La partecipazione è libera.




Perché le banche non vogliono più finanziare le aziende aquilane?

Relazione introduttiva al convegno “Il credito bancario in provincia dell’Aquila a 10 anni dal sisma” tenutosi lo scorso 28 novembre.

Vi spiego come è nata l’idea di questo convegno.

Il decennale del terremoto è di per sé una ricorrenza che ispira a fare dei bilanci. Però non è questa la molla che ci ha spinto ad organizzare questa giornata.
In realtà abbiamo voluto l’organizzazione di questo evento perché ci siamo resi conto che era necessario.

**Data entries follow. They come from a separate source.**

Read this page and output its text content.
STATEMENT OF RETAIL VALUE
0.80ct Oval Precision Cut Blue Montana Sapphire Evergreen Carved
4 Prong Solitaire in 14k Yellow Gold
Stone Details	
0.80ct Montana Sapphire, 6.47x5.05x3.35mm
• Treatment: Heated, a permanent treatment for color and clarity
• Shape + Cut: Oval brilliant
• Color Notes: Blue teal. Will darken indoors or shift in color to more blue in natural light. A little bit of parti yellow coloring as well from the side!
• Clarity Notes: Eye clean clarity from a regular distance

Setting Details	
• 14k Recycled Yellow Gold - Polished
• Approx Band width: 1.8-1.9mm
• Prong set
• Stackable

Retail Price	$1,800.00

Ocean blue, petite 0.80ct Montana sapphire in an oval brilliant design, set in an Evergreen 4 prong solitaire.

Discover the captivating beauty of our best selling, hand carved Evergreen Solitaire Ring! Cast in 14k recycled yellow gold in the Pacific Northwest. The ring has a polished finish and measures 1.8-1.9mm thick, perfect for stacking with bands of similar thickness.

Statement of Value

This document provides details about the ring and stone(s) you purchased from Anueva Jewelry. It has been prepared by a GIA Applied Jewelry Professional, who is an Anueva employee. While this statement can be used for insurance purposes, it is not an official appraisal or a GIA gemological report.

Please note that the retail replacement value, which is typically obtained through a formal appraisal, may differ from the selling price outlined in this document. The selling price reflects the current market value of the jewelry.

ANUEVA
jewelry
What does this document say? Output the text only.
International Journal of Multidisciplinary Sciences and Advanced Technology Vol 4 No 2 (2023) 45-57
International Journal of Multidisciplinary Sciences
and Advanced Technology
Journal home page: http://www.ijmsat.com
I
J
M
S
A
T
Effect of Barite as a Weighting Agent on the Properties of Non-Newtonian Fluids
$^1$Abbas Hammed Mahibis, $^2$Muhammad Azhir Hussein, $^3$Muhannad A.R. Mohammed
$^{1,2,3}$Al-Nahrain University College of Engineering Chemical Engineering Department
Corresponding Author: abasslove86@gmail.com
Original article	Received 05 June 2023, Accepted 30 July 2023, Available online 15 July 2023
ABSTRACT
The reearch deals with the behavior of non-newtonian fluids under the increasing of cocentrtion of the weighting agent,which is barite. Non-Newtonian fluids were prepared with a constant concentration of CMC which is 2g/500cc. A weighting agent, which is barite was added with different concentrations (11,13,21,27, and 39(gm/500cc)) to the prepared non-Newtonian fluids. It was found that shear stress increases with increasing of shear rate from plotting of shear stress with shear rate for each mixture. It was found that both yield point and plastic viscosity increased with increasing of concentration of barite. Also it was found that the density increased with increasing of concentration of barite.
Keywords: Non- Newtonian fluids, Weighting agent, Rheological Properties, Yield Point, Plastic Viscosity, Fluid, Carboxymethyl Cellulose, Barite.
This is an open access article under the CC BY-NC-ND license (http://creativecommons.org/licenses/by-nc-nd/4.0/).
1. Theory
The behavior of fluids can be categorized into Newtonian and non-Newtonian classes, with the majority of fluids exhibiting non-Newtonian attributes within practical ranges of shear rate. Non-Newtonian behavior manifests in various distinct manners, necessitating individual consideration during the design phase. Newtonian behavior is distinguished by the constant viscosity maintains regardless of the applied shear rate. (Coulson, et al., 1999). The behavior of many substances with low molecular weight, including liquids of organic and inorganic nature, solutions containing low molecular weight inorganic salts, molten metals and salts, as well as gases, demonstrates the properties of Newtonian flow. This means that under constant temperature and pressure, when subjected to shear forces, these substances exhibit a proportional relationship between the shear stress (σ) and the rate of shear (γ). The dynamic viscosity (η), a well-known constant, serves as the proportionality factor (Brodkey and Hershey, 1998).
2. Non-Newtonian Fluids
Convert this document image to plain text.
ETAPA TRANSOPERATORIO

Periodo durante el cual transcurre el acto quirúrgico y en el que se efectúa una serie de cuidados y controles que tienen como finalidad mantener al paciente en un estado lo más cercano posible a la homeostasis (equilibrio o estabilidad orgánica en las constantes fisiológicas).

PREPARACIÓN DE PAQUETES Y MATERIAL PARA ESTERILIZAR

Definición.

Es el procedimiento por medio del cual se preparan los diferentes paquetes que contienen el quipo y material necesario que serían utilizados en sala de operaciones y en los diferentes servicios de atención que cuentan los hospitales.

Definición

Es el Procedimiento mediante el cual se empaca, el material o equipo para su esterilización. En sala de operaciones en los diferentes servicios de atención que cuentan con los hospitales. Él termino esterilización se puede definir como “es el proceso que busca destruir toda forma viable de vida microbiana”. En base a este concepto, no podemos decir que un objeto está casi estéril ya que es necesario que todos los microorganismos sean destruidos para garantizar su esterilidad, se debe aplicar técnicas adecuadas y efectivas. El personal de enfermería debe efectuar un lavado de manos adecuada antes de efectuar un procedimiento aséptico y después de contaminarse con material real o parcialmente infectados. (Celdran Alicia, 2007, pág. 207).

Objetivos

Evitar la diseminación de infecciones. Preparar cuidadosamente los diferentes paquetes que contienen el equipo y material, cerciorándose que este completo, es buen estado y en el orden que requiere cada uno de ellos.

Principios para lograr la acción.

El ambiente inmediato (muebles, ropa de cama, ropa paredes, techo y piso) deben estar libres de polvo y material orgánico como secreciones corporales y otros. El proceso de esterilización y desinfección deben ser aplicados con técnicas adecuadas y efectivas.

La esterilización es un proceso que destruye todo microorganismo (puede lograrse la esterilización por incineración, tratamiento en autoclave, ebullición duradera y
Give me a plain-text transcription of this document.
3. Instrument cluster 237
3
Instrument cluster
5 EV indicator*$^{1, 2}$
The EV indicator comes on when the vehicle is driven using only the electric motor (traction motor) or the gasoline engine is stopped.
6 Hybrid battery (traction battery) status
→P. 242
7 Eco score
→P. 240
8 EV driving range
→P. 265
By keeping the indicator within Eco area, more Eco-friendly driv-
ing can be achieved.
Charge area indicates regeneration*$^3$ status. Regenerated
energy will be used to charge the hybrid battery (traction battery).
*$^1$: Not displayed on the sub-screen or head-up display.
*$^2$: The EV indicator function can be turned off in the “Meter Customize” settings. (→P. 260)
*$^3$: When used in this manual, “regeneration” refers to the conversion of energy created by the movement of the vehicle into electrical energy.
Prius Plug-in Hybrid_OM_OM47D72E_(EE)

Tutti noi auspichiamo il completamento della ricostruzione ed il rilancio di un sistema economico che il sisma aveva messo in ginocchio. Perché la macchina continui a camminare, però, è necessario il carburante. E il carburante sono, inevitabilmente, i soldi. Oltre a chiedere allo Stato di fare la sua parte meglio di quanto ha fatto fino ad ora, condizione indispensabile per guardare con fiducia al futuro è la possibilità per le aziende di accedere al credito bancario per finanziare i loro investimenti.
Noi oggi mostreremo che il credito alle imprese in Provincia dell’Aquila è in forte calo, cercheremo di spiegare le ragioni alla base di questo calo, destinato ad aggravarsi negli anni a venire.

Vorrei fare subito chiarezza su un punto: il nostro scopo non è attaccare le banche. Personalmente ritengo che le banche si comportino né più né meno come tutte le grandi aziende.

E quindi, male.

Il periodo storico che stiamo vivendo è per molti versi differente da tutti quelli che lo hanno preceduto. Si parla spesso di crisi, di recessione, però questi termini assumono oggi un valore diverso rispetto al passato.
Storicamente una crisi era legata alle difficoltà di produzione. Pensiamo ad una società contadina: un periodo di forte siccità poteva causare una carestia, che portava la gente a morire letteralmente di fame o la costringeva ad emigrare.
Pensiamo alle crisi energetiche degli anni 70: improvvisi aumenti nel prezzo del petrolio causavano un immediato taglio della produzione e dei consumi, con conseguente perdita di posti di lavoro.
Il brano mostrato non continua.